There are two main ways that vendors have been merging object and file:

File on object – file services are provided on a platform that uses object storage at the back-end. Data isn’t accessible by both protocols and in some cases, only through file.
File with object – file services allow data to be read/written interchangeably between file and object. Users can (for example) write with file and read with object.

Both solutions exploit the benefit of running as an object store, including features that can’t easily be implemented in a traditional file platform. For example, data can be distributed geographically in an object store without having to entirely replicate the data. Placing a file system on top allows the file system to be made accessible in multiple locations much more cost-effectively and with reduced complexity.

File On Object

Running a file server on an object store provides the back-end scaling features of an object store, with the normal usability features of file. In many cases the end user doesn’t know or need to care that the physical storage medium is object. OneBlox from Exablox is one example of this kind of solution. A OneBlox implementation consists of a cluster or ring of nodes that together operate as a large object and key-value store. Data is split, de-duplicated and compressed as it is stored across the ring.

The open source Ceph file system platform is another example where POSIX-compliant file systems are created and stored on top of an object store (RADOS). The RADOS component focuses on managing the physical resources, while the file system layer manages logical access, security and data integrity.
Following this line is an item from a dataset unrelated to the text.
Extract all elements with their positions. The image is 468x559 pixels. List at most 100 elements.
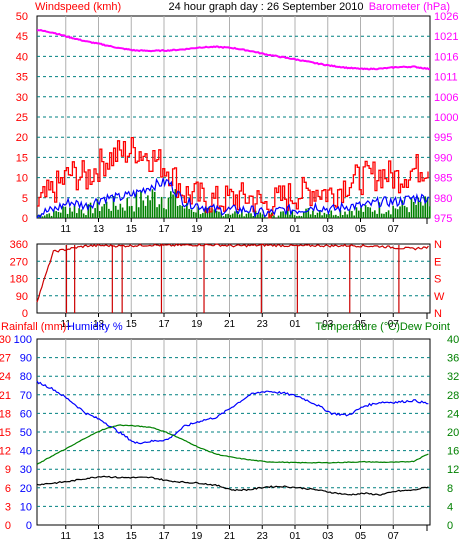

With solutions like OneBlox and Ceph, data on the object store is in a proprietary format, so can’t be accessed directly as objects. Cloudian recently announced HyperFile, an appliance that integrates with HyperStore to provide file services and uses HyperStore as the secure repository. CTERA partners with companies like IBM Cleversafe and DDN to offer global file storage, backed by either public or on-premises object stores.

File With Object

Accessing file with object is the scenario where data can be stored and retrieved through either object or file protocols interchangeably. Data could, for example, be written by a traditional application with NFS or SMB and then analysed using the object store interface. Why is this useful? Well, it means applications that already store data on a file system don’t have to be rewritten. Object interfaces can be used to perform tasks that would otherwise slow down a traditional file system, such as high-performance scanning of data. Processing data for analytics purposes is usually a read-only process, so all of the file locking and security issues are simplified or not relevant.

Vendor File With Object Solutions

Support for File With Object is now quite widespread in the industry. SwiftStack recently announced support for SwiftStack 6, which includes bi-directional file/object support. OpenIO provides a FUSE connector that maps files to objects. Data can be read/written to the file system, with object support restricted to read-only for data integrity purposes. Scality RING provides the capability to access data stored on SOFS (Scale-out File System Connector) using SMB, NFS or FUSE protocols with the S3 API. Hitachi Vantara’s HCP platform has had the ability to read content stored with object protocols through standard file APIs, including NFSv3, SMB 3 and WebDAV. Caringo provides multi-protocol access to data in Swarm through SwarmNFS, implemented as a lightweight stateless Linux process.

The Architect’s View

Blurring the lines between object and file provides some scalability and efficiency benefits to the enterprise. Where POSIX compliance isn’t required, data can be accessed quickly and efficiently as objects, making analytics easier to integrate, especially with public cloud. Imagine today’s network of CCTV devices that write video to a file share, but could be analysed in the Public Cloud as object content. There are some issues to consider, such as how file locking and data integrity is managed on a global basis. These are non-trivial issues to solve (but have been resolved already).

Again, we’re seeing the abstraction of the underlying storage media and a greater focus on the data and what can be done with it.